Freedom Flies By

Simon & Garfunkel were a successful folk-rock duo back in the 1960s who had many popular singles and albums. Their song “El Condor Pasa (If I Could)” is the second song on their final studio album, Bridge over Troubled Water, which was released in January 1970. Paul Simon originally heard this song in Paris when the Peruvian group Los Incas performed it and he could include it in his album with English lyrics. The words “El Condor Pasa” translates to “the condor goes by,” which hints to the song’s focus on freedom and control.

I’d rather be a sparrow than a snail

Yes I would

If I could

I surely would

In the first verse of the song, they contrast a sparrow and a snail. A sparrow is free to spend its time on both group and in the sky, having no limit on where they can travel. Additionally, a sparrow is a swiftly moving predator that does not have worry about being hunted. Meanwhile, a snail is bound to living on the ground and is an animal of prey, constantly fearing for its life. It is important to note that sparrows eat snails, which adds to the argument that the speaker wants power and to be able to control their own life. This comparison emphasizes the speaker’s wish to live without fear and be able to take risks.

Away, I’d rather sail away

Like a swan that’s here and gone

A man gets tied up to the ground

He gives the world

The saddest sound

The saddest sound

Again, the song emphasizes the speaker’s wish to not be held back from freedom. The simile in the line “Away, I’d rather sail/ Like a swan that’s here and gone” articulates that the speaker wants to be free to go on their own adventures and like a swan, not be bound to one place. A swan is the image of total freedom; they can be in one place or moment and experience it and then move on to the next with no restrictions. The next lines focus on the reality of world. There is a much higher probability that a person will be stuck in one place and sucked into the painful monotony of life. As nice as it is to think about achieving true freedom, it is very unlikely.

I’d rather be a forest than a street

I’d rather feel the earth beneath my feet

The imagery of nature in both of these lines highlights the speaker’s wish to retreat from the society humans have constructed. The speak would rather be a forest, something that grows and expresses itself freely, than a street, which is trampled on daily by people. Additionally, in order for streets to be created, they had to destroy some forest and change nature. This point in strengthened by the speaker’s wish to feel earth on their feet. This line shows how the speaker wants to reconnect with a more simple time or place where there people had less responsibilities and were free to truly have full control over their lives.

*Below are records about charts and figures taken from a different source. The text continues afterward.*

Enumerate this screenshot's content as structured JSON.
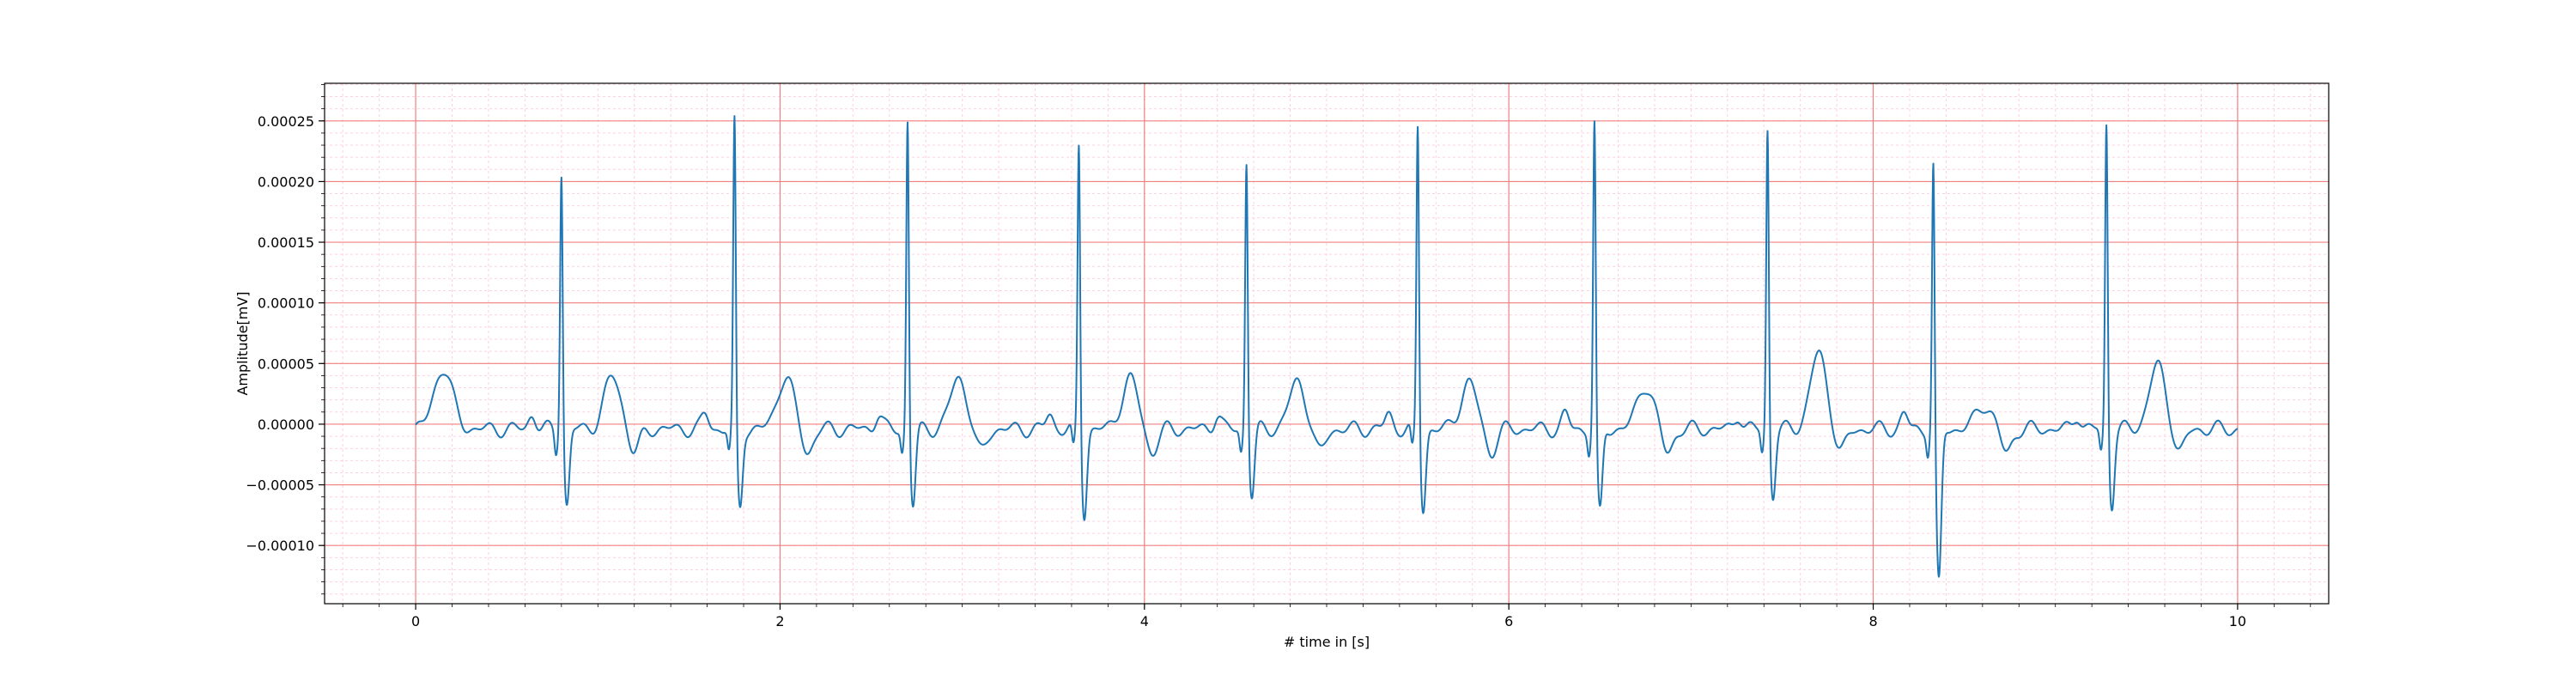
{
  "chart_data": {
    "type": "line",
    "title": "",
    "xlabel": "# time in [s]",
    "ylabel": "Amplitude[mV]",
    "xlim": [
      -0.5,
      10.5
    ],
    "ylim": [
      -0.000148,
      0.000281
    ],
    "x_major_ticks": [
      0,
      2,
      4,
      6,
      8,
      10
    ],
    "x_tick_labels": [
      "0",
      "2",
      "4",
      "6",
      "8",
      "10"
    ],
    "x_minor_step": 0.2,
    "y_major_ticks": [
      -0.0001,
      -5e-05,
      0.0,
      5e-05,
      0.0001,
      0.00015,
      0.0002,
      0.00025
    ],
    "y_tick_labels": [
      "−0.00010",
      "−0.00005",
      "0.00000",
      "0.00005",
      "0.00010",
      "0.00015",
      "0.00020",
      "0.00025"
    ],
    "y_minor_step": 1e-05,
    "grid": {
      "major": true,
      "minor": true,
      "major_color": "#f08080",
      "minor_color": "#ffd0e0"
    },
    "series": [
      {
        "color": "#1f77b4",
        "beats": [
          0.8,
          1.75,
          2.7,
          3.64,
          4.56,
          5.5,
          6.47,
          7.42,
          8.33,
          9.28
        ],
        "peaks": [
          0.000218,
          0.000258,
          0.00026,
          0.00024,
          0.000226,
          0.000255,
          0.000258,
          0.000252,
          0.000229,
          0.000257
        ],
        "troughs": [
          -6.3e-05,
          -6.5e-05,
          -6.3e-05,
          -7e-05,
          -5.5e-05,
          -6.6e-05,
          -7e-05,
          -5.5e-05,
          -0.000128,
          -6.2e-05
        ],
        "t_waves": [
          4.3e-05,
          4.3e-05,
          4.2e-05,
          4.1e-05,
          3.9e-05,
          3.8e-05,
          3.6e-05,
          6.2e-05,
          2e-05,
          5.2e-05
        ],
        "x": [
          0.0,
          0.05,
          0.1,
          0.15,
          0.2,
          0.25,
          0.3,
          0.4,
          0.5,
          0.6,
          0.65,
          0.7,
          0.75,
          0.8
        ],
        "y": [
          -5e-06,
          1.2e-05,
          4.5e-05,
          5.5e-05,
          1.5e-05,
          -1.5e-05,
          -1e-05,
          -8e-06,
          -2e-06,
          -3e-06,
          4e-06,
          -5e-06,
          -1.2e-05,
          0.000218
        ]
      }
    ]
  }
}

Lastly, the repetition of the line “If I could” throughout this song adds a bit of reality to the tone. This whole song has a very wishful and dreamy tone to it. However, the repetition of this line makes the audience realize that all of the “I’d rather’s” are just hopes and not true. It is this break into reality that brings the audience a sense of sadness as they realize that the speaker is just reflecting on their life and the lack of freedom and control that they actually have.

Although this song does not contain many lyrics, I think that each line contains endless possibilities of interpretations. In fact, I think this speaks to how well this song conveys a deeper meaning with what may be seen as simple lyrics.

3 thoughts on “Freedom Flies By

  1. Tim M

    I agree with your interpretation of your song; this seems to be an almost regretful lamentation of the possibilities that the narrator has lost (or perhaps never had to begin with). The parallels between freedom and nature are particularly interesting — the narrator seems to desire both freedom and nature, possibly implying that they are intrinsically connected. While I certainly see the value in both freedom and nature, I would argue that they are not actually intrinsically connected, and one can happen without the other. For instance, streets are innately un-natural (as you explained in your analysis), but streets also allow for much more freedom and greater ease of access to many things for people.

    Separately from this, I wonder what this song said in its original form, before it was translated to English; I didn’t see any mention of the condor, but I can imagine the symbolism must be really fascinating, particularly considering historical context as Wikipedia says that the condor is the national symbol of many South American states and represents the sun god and is considered a “symbol of power and health.”



    I love Simon and Garfunkel because of how meaningful their music is lyrically and musically. I haven’t listened to this song as much as the others, but I love your interpretation. I never thought about the lyrics this deeply when I was listening as a kid, and this reminded me that their music is so much more powerful than just the surface-level meaning.


  3. Maryanne Nawojchik

    The line, “A man gets tied up to the ground and gives the earth the saddest sound” is most clearly about getting addicted to material things, and not seeing the real meaning in life.